石油連盟が節約を呼びかけたら経産省が「石油は足りている」と口止め

経済

中東情勢の緊迫化を背景に原油供給不安が高まる中、石油業界と政府の対応のズレが波紋を広げている。石油連盟が早期の需要抑制を訴えた一方で、経済産業省がこれにブレーキをかけたとされる問題が、Xで大きな議論を呼んでいる。

石油連盟専務理事「早いタイミングで需要抑制策の検討を」政府に迅速な対応求めるhttps://t.co/iAnhtlUAcx

— 日テレNEWS NNN (@news24ntv) April 23, 2026

石油連盟の「需要抑制策」を求める発言に経産省が注文

石油連盟は、供給不安の高まりを受けて「早い段階で需要抑制策を検討すべき」と政府に要請し、節約や消費抑制の必要性に言及した。

これに対して経産省が注文をつけ、石油連盟は発言を訂正した。これは高市首相の「従来通り使ってよい」とのメッセージを優先した「口止めではないか」との見方が出ている。

ナフサについて政府は「必要な量は確保されている」との見解を示しているが、ユニットバス業者は「5月以降の納品のめどが立っていない」という。5月の原油輸入量は昨年の6割で、残りは備蓄を食いつぶす。

中長期でみても、中東の石油精製施設が大規模に破壊され、ホルムズ海峡が安全に通行できない状況が続く中で、石油供給は大幅に減り、価格は上がると予想されている。戦争が今年中に終わる保証もない。停戦してもイランがホルムズ海峡を支配する限り、供給不安は続くだろう。

SNS上では「業界が節約を呼びかけて火消しをしているのに政府は逆方向」「足りていると言わせているのではないか」といった批判が拡散した。

エネルギー危機の中でガソリン補助金で消費を拡大

資源インフレが予想される中で、政府はガソリンに補助金を出して消費を増やし、「今のまま給油を続けてください」と呼びかけているが、価格メカニズムが機能しないと供給は安定しない。

医療関係者や経済論者などからも、「需給逼迫時に需要抑制を言わないのは不合理」「価格メカニズムを歪めている」といった批判が相次いだ。

日本経済新聞

1970年代の石油ショックでは政府が総需要抑制を呼びかけ、金融を引き締めたのに、今回は逆に需要を増やし、価格メカニズムを無視する統制経済で対応している。

資源インフレでも「積極財政」にこだわる高市首相

今回の論点の本質は、単なる情報発信の問題ではない。世界的なエネルギー不足とインフレのなかで「積極財政」の看板をおろしたくない高市首相が、官僚に「供給は足りている」というプロパガンダをさせているのだ。
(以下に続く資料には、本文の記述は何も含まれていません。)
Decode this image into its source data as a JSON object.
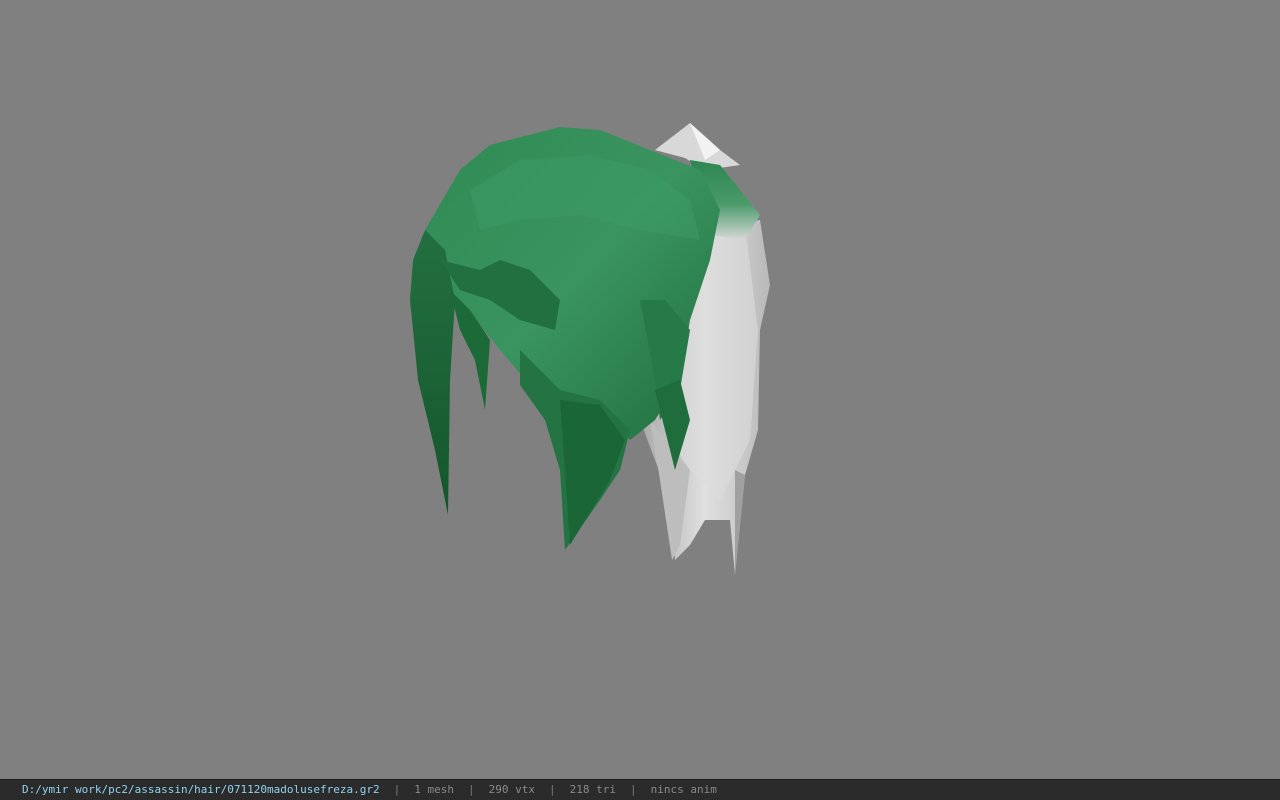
{
  "viewport": {
    "background_color": "#808080",
    "model": {
      "hair_color": "#2e8a50",
      "ponytail_color": "#d0d0d0"
    }
  },
  "statusbar": {
    "file_path": "D:/ymir work/pc2/assassin/hair/071120madolusefreza.gr2",
    "separator": "|",
    "mesh_count": "1 mesh",
    "vertex_count": "290 vtx",
    "triangle_count": "218 tri",
    "anim_status": "nincs anim",
    "path_color": "#8fd3f0"
  }
}
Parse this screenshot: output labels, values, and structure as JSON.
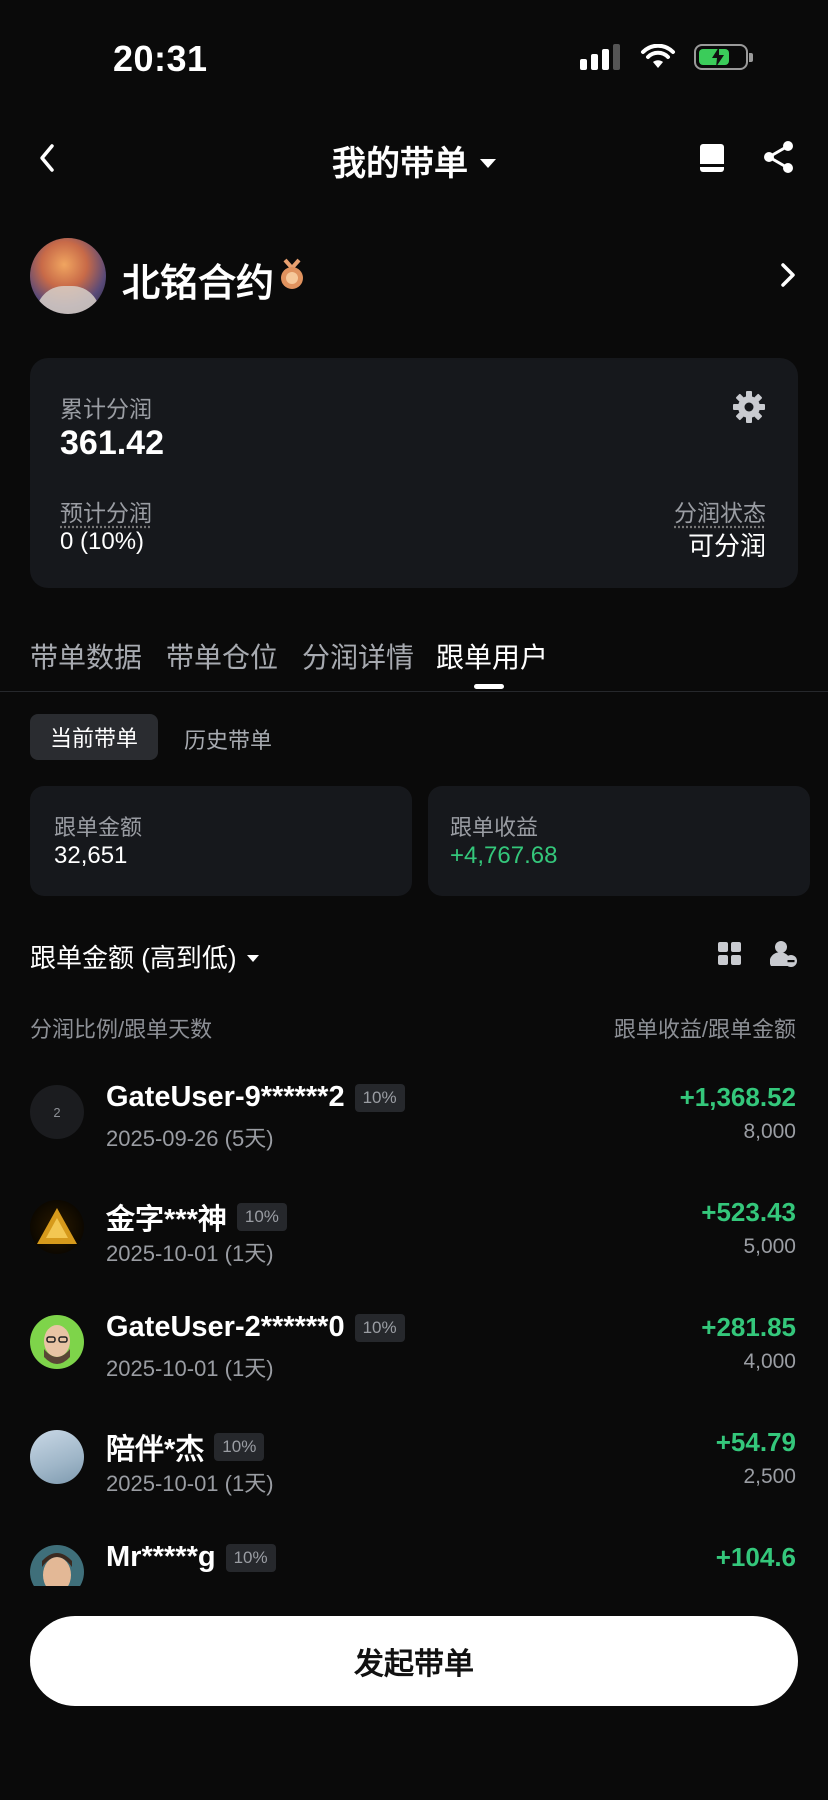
{
  "status_bar": {
    "time": "20:31"
  },
  "nav": {
    "title": "我的带单"
  },
  "profile": {
    "name": "北铭合约"
  },
  "summary_card": {
    "total_label": "累计分润",
    "total_value": "361.42",
    "estimated_label": "预计分润",
    "estimated_value": "0 (10%)",
    "status_label": "分润状态",
    "status_value": "可分润"
  },
  "tabs": [
    {
      "label": "带单数据"
    },
    {
      "label": "带单仓位"
    },
    {
      "label": "分润详情"
    },
    {
      "label": "跟单用户"
    }
  ],
  "active_tab": "跟单用户",
  "sub_tabs": [
    {
      "label": "当前带单"
    },
    {
      "label": "历史带单"
    }
  ],
  "stats": [
    {
      "label": "跟单金额",
      "value": "32,651"
    },
    {
      "label": "跟单收益",
      "value": "+4,767.68"
    }
  ],
  "sort": {
    "label": "跟单金额 (高到低)"
  },
  "columns": {
    "left": "分润比例/跟单天数",
    "right": "跟单收益/跟单金额"
  },
  "followers": [
    {
      "avatar_text": "2",
      "name": "GateUser-9******2",
      "ratio": "10%",
      "date": "2025-09-26 (5天)",
      "profit": "+1,368.52",
      "amount": "8,000"
    },
    {
      "avatar_text": "",
      "name": "金字***神",
      "ratio": "10%",
      "date": "2025-10-01 (1天)",
      "profit": "+523.43",
      "amount": "5,000"
    },
    {
      "avatar_text": "",
      "name": "GateUser-2******0",
      "ratio": "10%",
      "date": "2025-10-01 (1天)",
      "profit": "+281.85",
      "amount": "4,000"
    },
    {
      "avatar_text": "",
      "name": "陪伴*杰",
      "ratio": "10%",
      "date": "2025-10-01 (1天)",
      "profit": "+54.79",
      "amount": "2,500"
    },
    {
      "avatar_text": "",
      "name": "Mr*****g",
      "ratio": "10%",
      "date": "",
      "profit": "+104.6",
      "amount": ""
    }
  ],
  "cta": {
    "label": "发起带单"
  },
  "colors": {
    "accent_green": "#34c77b",
    "background": "#0a0a0a",
    "card": "#16181c"
  },
  "icons": [
    "signal-icon",
    "wifi-icon",
    "battery-icon",
    "back-arrow-icon",
    "caret-down-icon",
    "book-icon",
    "share-icon",
    "medal-icon",
    "chevron-right-icon",
    "gear-icon",
    "grid-icon",
    "user-remove-icon"
  ]
}
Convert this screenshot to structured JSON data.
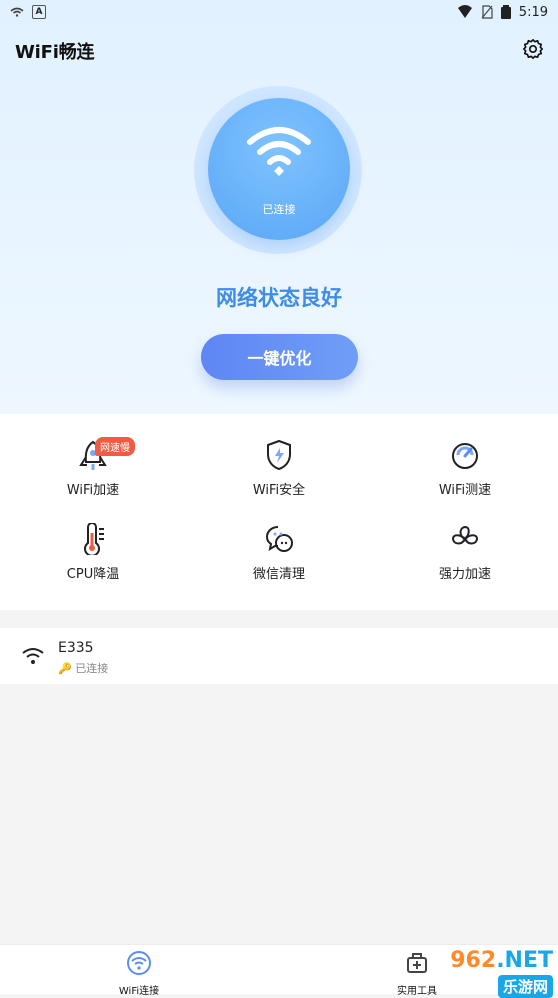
{
  "status_bar": {
    "time": "5:19",
    "left_icons": [
      "wifi-icon",
      "a-icon"
    ],
    "right_icons": [
      "wifi-signal-icon",
      "no-sim-icon",
      "battery-icon"
    ]
  },
  "header": {
    "title": "WiFi畅连",
    "settings_icon": "settings-icon"
  },
  "connection": {
    "status_label": "已连接",
    "headline": "网络状态良好",
    "optimize_button": "一键优化",
    "accent_color": "#3f8be8"
  },
  "tools": [
    {
      "label": "WiFi加速",
      "badge": "网速慢",
      "icon": "rocket-icon"
    },
    {
      "label": "WiFi安全",
      "icon": "shield-icon"
    },
    {
      "label": "WiFi测速",
      "icon": "speedometer-icon"
    },
    {
      "label": "CPU降温",
      "icon": "thermometer-icon"
    },
    {
      "label": "微信清理",
      "icon": "chat-icon"
    },
    {
      "label": "强力加速",
      "icon": "fan-icon"
    }
  ],
  "network": {
    "name": "E335",
    "status": "已连接",
    "key_icon": "key-icon"
  },
  "bottom_nav": [
    {
      "label": "WiFi连接",
      "icon": "wifi-tab-icon",
      "active": true
    },
    {
      "label": "实用工具",
      "icon": "toolbox-icon",
      "active": false
    }
  ],
  "watermark": {
    "left": "962",
    "right": ".NET",
    "subtitle": "乐游网"
  }
}
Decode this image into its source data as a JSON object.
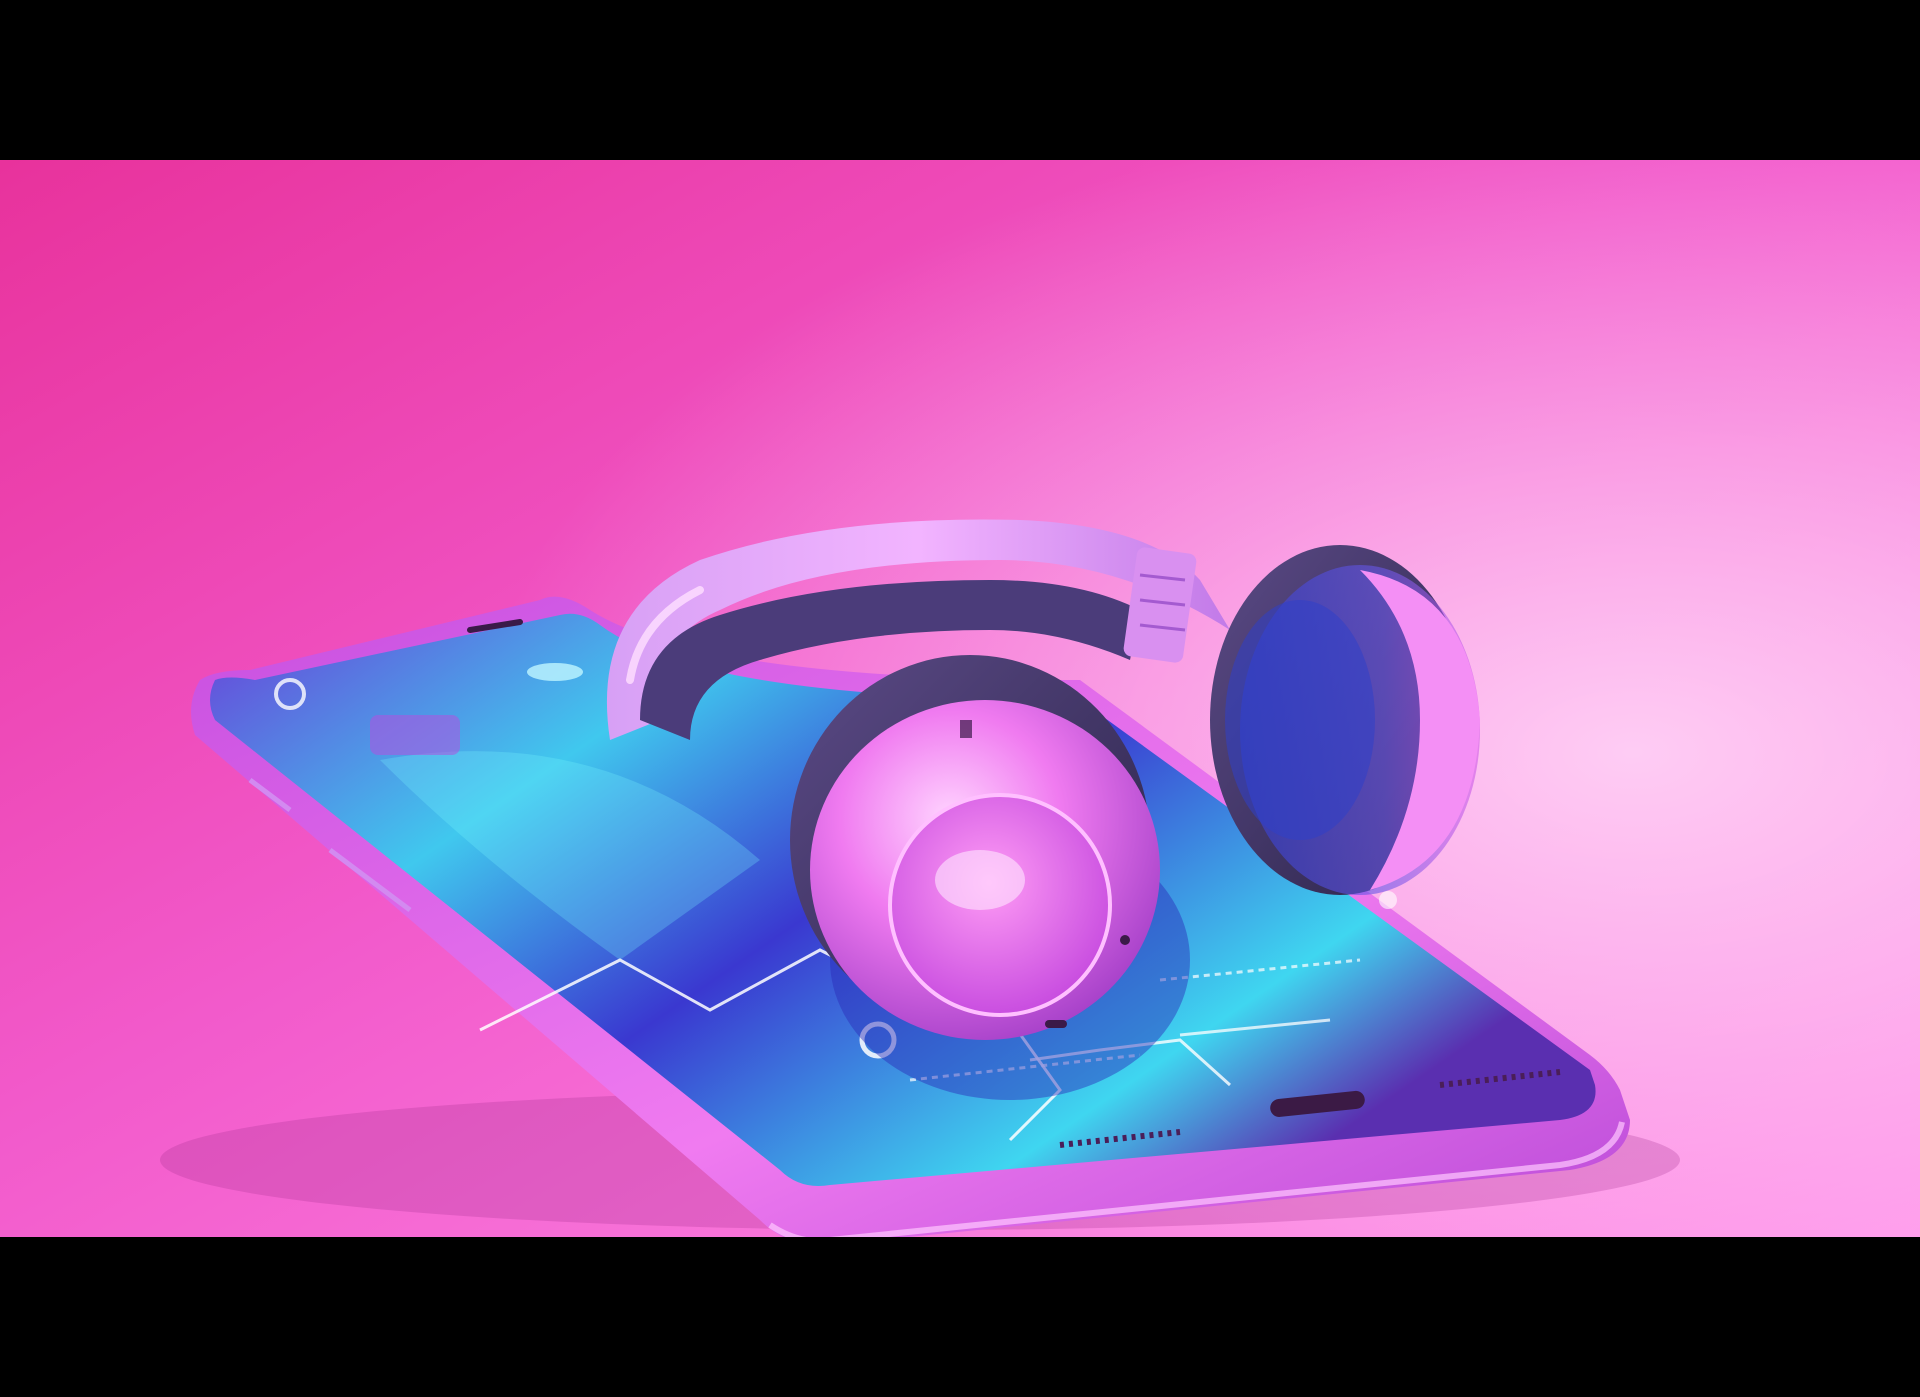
{
  "scene": {
    "subject": "headphones-on-smartphone",
    "colors": {
      "background_top": "#e8329c",
      "background_bottom": "#ff7ae6",
      "phone_body": "#e45fe8",
      "screen_cyan": "#3fd6f0",
      "screen_blue": "#3b3ad8",
      "headphone_pink": "#f07bf0",
      "cushion_dark": "#3a2f5e",
      "letterbox": "#000000"
    }
  }
}
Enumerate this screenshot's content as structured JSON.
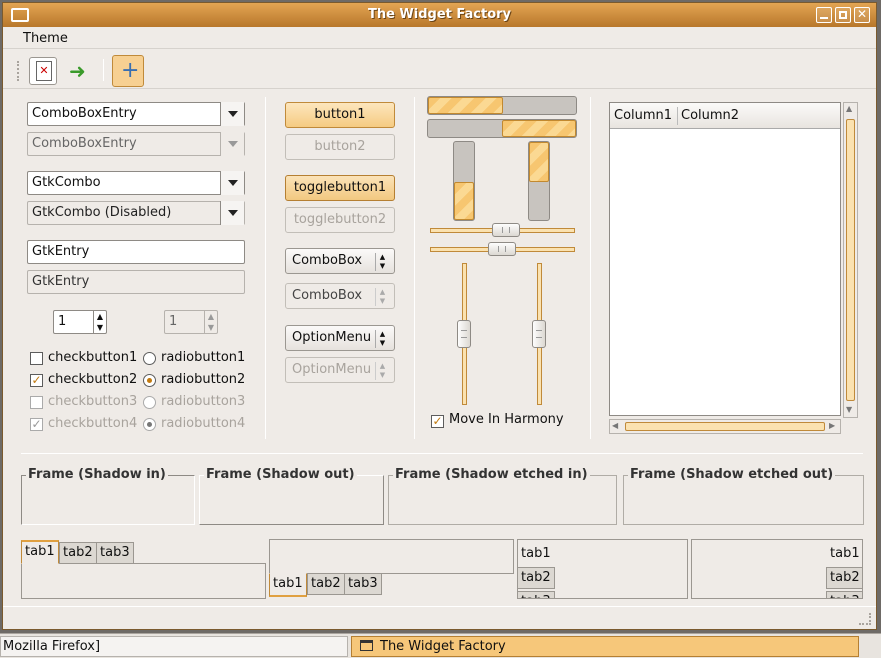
{
  "window": {
    "title": "The Widget Factory"
  },
  "menu": {
    "theme": "Theme"
  },
  "toolbar": {
    "icons": [
      "close-document-icon",
      "jump-to-icon",
      "add-icon"
    ]
  },
  "combo": {
    "entry1": "ComboBoxEntry",
    "entry2": "ComboBoxEntry",
    "gtk1": "GtkCombo",
    "gtk2": "GtkCombo (Disabled)"
  },
  "entries": {
    "e1": "GtkEntry",
    "e2": "GtkEntry"
  },
  "spin": {
    "s1": "1",
    "s2": "1"
  },
  "checks": [
    "checkbutton1",
    "checkbutton2",
    "checkbutton3",
    "checkbutton4"
  ],
  "radios": [
    "radiobutton1",
    "radiobutton2",
    "radiobutton3",
    "radiobutton4"
  ],
  "buttons": {
    "b1": "button1",
    "b2": "button2",
    "t1": "togglebutton1",
    "t2": "togglebutton2",
    "cb1": "ComboBox",
    "cb2": "ComboBox",
    "om1": "OptionMenu",
    "om2": "OptionMenu"
  },
  "progress": {
    "h1": 0.5,
    "h2": 0.5,
    "v1": 0.5,
    "v2": 0.5
  },
  "harmony": {
    "label": "Move In Harmony",
    "checked": true
  },
  "tree": {
    "col1": "Column1",
    "col2": "Column2"
  },
  "frames": [
    "Frame (Shadow in)",
    "Frame (Shadow out)",
    "Frame (Shadow etched in)",
    "Frame (Shadow etched out)"
  ],
  "tabs": [
    "tab1",
    "tab2",
    "tab3"
  ],
  "taskbar": {
    "left": "Mozilla Firefox]",
    "right": "The Widget Factory"
  },
  "colors": {
    "accent": "#f5cb82",
    "titlebar": "#c98a3b"
  }
}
結果として政府は、緊縮財政でインフレを乗り越えなければならない時期に「政府には問題ない」という言論統制をしてバラマキを続ける一方、民間では供給リスクを前提に動かざるを得ないというねじれが生じている。

資源インフレに対応するには、供給対策が重要だ。50年前、通産省は石油の国家備蓄を始めるとともに原子力などエネルギーの多様化を進めた。だが日本の石油精製施設は中東産の「アラビアンライト」に最適化しているため、他の地域から輸入できない。これは改善の必要がある。

エネルギー安全保障が再び問われる中で、問題は「節約を呼びかけるか否か」ではない。需要抑制、価格政策、供給確保をどう一体的に設計するかという基本設計そのものが問われている。今回の騒動は、その不整合が表面化したに過ぎない。